Our lives are full of cycles. There are times we forget how cyclical everything is in life. Being able to get outside helps. Any growing activity helps. Maybe even mowing grass helps, but I’m not a fan of grass or mowing. Yes, it’s pretty but I won’t get on my soapbox about how our desire to create weed free green grass (that has little helpful purpose) has harmed our beneficial insect population. I am also biased because I’ve always been allergic to grass and with the allergies moving from just being itchy to causing asthma attacks, well, I am not fond of it. Though, as I look at articles, I am reminded of its benefits too when it comes to run-off areas. Maybe if we learn to step away from the chemicals and move towards a healthy permaculture.


Somewhere I said that I wouldn’t get on my soapbox about the environment. Believe it or not, I haven’t

Caterpillar from a long-ago garden.

yet. There’s still a part of me that turns to soil and thinking about our birds returning; our beneficial insects that will be returning. How can we prepare a place that’s welcoming so that we can share the bountiful treasure of food which their hard work produces? We cannot do it without them. Our lives depend upon a symbiotic relationship with plant, animal, soil, water, air.

In the Lutheran Church (ELCA), we talked about how this type of living is good stewardship of the land. In our Episcopal congregation the other day, I was pleased to hear of that similar way of looking at the land and our place as caretakers of a big garden rather than being a master of the house who can take anything wanted at any time. That is exploitation.

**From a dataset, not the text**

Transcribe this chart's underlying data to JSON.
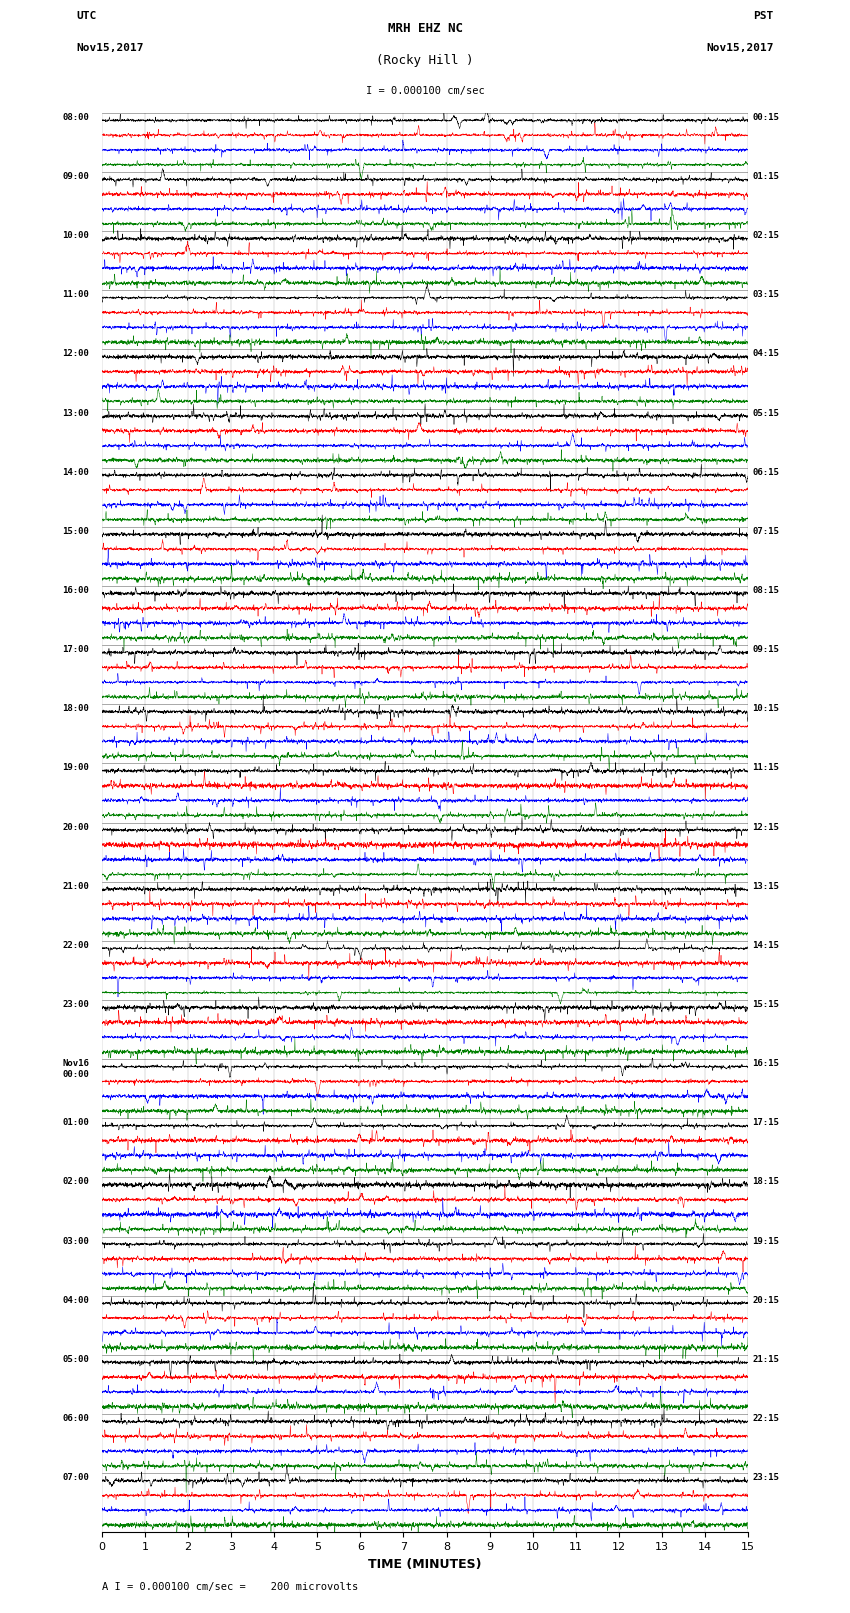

So maybe I am a little on my soapbox as well as just wishing I could plant something. Planting takes planning and my neighbors have already told me what to avoid unless my sole wish is to feed the deer. We have deer here that are almost tame. It is their land before it was ours, so it doesn’t bother me. There are no predators up here, so nature is off-balance in that way. I can’t say I wish for predators though. Each time I find a deer standing at me and looking through me with her soulful eyes (it’s usually a doe), it feels as those Psalm 42 has come alive into my presence or I have walked into a Psalm.

As a deer longs for flowing streams,
so my soul longs for you, O God.

Psalm 42:1 (NRSV

Until I know what to plant, I also cannot plant. The sun is shy on this north facing porch. Even with morning light, there’s not a lot. There’s foxglove that’s beautiful, but I’ve not found seeds yet in the area. Fred’s General Store has hanging boxes that have my attention. I keep asking, learning, planning, and in my own way growing into the spring out of winter in this year. Until I know for sure, I will keep waiting, watching, and learning.

2018 JRobin Whitley, Mother and fawn walking through the neighborhood.